Kolejne minuty to jednak chaos w wykonaniu londyńczyków. Kanonierzy nie mieli żadnego pomysłu na przedostanie się pod pole karne przeciwników, którzy bronili się bardzo wysokim i agresywnym pressingiem. Arsenal został zmuszony do wycofania się na własną połowę i wymianę podań między linią obronną, włączając w to również Łukasza Fabiańskiego.
Czas mijał, a na Wembley w dalszym ciągu było bez akcji. Łukasz Fabiański nie miał żadnej okazji do wykazania się swoimi umiejętnościami, zaś Arsenal w dalszym ciągu nie miał planu, jak sforsować wysoko ustawioną defensywę rywala, która cały czas dawała się londyńczykom we znaki agresywnym pressingiem i podwojonym kryciem.
Dopiero w 26. minucie londyńczycy stanęli przed szansą na objęcie prowadzenia, ale i ta miała miejsce dopiero po stałym fragmencie gry. Santiago Cazorla dośrodkował w pole karne, Thomas Vermaelen zgrał piłkę do Bacary'ego Sagni, a ten z ostrego kąta strzelił obok bramki. Niemniej, była to najciekawsza okazja od dwudziestu minut.
Pięć minut później podopieczni Uwego Roslera po raz pierwszy zdecydowali się odważniej zaatakować bramkę Arsenalu. Callum McManaman przeprowadził świetny rajd prawym skrzydłem, którym spenetrował defensywę rywala, jednak piłkę w ostatniej chwili wybił Per Mertesacker.
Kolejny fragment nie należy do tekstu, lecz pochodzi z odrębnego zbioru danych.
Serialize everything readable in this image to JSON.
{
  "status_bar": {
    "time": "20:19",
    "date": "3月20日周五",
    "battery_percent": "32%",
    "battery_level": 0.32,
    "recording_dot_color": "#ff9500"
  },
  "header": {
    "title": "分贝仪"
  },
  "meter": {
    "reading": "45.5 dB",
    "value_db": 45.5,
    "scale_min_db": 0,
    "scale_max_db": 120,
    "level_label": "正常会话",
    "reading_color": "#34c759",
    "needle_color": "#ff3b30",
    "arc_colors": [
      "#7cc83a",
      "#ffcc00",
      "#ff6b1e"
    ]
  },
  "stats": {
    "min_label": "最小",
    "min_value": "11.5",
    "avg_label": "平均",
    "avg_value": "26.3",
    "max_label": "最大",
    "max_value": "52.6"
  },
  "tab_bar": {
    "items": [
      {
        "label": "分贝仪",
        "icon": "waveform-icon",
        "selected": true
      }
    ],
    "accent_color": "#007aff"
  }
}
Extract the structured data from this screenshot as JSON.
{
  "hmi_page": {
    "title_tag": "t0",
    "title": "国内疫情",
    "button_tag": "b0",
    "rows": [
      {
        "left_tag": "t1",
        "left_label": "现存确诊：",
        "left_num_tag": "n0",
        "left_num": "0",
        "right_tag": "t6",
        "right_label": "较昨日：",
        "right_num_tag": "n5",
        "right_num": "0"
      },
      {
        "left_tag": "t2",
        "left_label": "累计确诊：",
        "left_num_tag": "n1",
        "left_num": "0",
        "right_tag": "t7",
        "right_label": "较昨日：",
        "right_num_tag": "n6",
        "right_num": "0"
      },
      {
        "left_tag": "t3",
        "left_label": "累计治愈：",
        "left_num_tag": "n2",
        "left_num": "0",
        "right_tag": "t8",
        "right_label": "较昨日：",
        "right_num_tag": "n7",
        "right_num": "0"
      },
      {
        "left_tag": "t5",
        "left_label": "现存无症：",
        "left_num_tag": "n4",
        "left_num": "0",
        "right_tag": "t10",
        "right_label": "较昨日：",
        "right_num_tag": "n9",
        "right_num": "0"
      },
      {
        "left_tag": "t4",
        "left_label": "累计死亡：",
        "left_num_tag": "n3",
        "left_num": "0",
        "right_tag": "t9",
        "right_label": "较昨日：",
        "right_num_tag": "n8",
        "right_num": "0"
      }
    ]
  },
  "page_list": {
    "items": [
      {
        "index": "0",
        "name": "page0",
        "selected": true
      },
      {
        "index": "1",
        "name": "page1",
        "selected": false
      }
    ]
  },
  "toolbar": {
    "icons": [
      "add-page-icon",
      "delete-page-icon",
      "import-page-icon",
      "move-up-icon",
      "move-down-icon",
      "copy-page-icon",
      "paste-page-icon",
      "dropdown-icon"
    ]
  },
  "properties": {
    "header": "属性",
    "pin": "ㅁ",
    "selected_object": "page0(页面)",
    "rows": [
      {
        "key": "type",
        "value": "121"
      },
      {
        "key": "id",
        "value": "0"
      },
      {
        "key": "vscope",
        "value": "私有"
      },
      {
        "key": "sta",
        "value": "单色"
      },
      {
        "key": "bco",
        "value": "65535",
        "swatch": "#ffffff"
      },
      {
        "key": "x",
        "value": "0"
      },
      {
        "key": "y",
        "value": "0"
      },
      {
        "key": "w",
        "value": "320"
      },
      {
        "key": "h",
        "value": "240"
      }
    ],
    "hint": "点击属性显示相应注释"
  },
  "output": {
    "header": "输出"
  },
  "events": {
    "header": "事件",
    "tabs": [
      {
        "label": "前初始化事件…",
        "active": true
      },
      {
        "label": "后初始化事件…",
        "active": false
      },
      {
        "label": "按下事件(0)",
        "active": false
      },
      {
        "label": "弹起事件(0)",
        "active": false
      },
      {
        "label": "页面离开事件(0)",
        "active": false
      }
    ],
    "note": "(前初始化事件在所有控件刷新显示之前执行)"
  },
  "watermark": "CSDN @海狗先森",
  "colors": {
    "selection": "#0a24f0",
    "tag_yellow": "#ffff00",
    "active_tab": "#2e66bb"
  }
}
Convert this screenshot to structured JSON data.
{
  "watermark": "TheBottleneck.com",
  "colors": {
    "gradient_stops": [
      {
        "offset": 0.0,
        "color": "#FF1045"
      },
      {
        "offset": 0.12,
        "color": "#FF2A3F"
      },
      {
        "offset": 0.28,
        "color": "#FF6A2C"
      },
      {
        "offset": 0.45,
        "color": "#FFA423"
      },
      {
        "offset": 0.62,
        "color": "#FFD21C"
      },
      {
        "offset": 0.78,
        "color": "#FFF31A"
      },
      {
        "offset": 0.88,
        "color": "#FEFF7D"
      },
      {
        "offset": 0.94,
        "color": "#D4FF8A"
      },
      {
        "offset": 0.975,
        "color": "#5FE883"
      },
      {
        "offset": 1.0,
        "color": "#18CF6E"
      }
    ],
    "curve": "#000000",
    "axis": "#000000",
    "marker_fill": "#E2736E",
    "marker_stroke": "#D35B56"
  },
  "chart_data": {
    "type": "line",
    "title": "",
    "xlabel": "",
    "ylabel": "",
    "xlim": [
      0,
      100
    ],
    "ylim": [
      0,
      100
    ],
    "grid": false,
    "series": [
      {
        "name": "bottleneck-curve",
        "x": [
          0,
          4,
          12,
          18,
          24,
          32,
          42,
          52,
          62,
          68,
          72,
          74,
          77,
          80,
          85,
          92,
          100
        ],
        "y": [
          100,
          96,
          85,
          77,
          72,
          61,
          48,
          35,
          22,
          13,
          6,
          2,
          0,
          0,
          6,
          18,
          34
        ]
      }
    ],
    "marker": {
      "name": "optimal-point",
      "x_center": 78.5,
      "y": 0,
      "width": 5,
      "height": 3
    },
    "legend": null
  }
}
W 35. minucie strzałem z dystansu popisał się Yaya Sanogo, ale piłka przeleciała ponad bramką strzeżoną przez Scotta Carsona.
Pięć minut później Alex Oxlade-Chamberlain został sfaulowany przez Bausejoura przed polem karnym Wigan. Do rzutu wolnego podszedł Lukas Podolski, jednak strzelił obok bramki.
W 43. minucie nieoczekiwanie w akcji sam na sam z Carsonem znalazł się Yaya Sanogo. Francuz był szybszy od defensorów Wigan, jednak nie potrafił umiejętnie przyjąć futbolówki, w rezultacie czego angielski golkiper nie miał żadnych problemów z interwencją.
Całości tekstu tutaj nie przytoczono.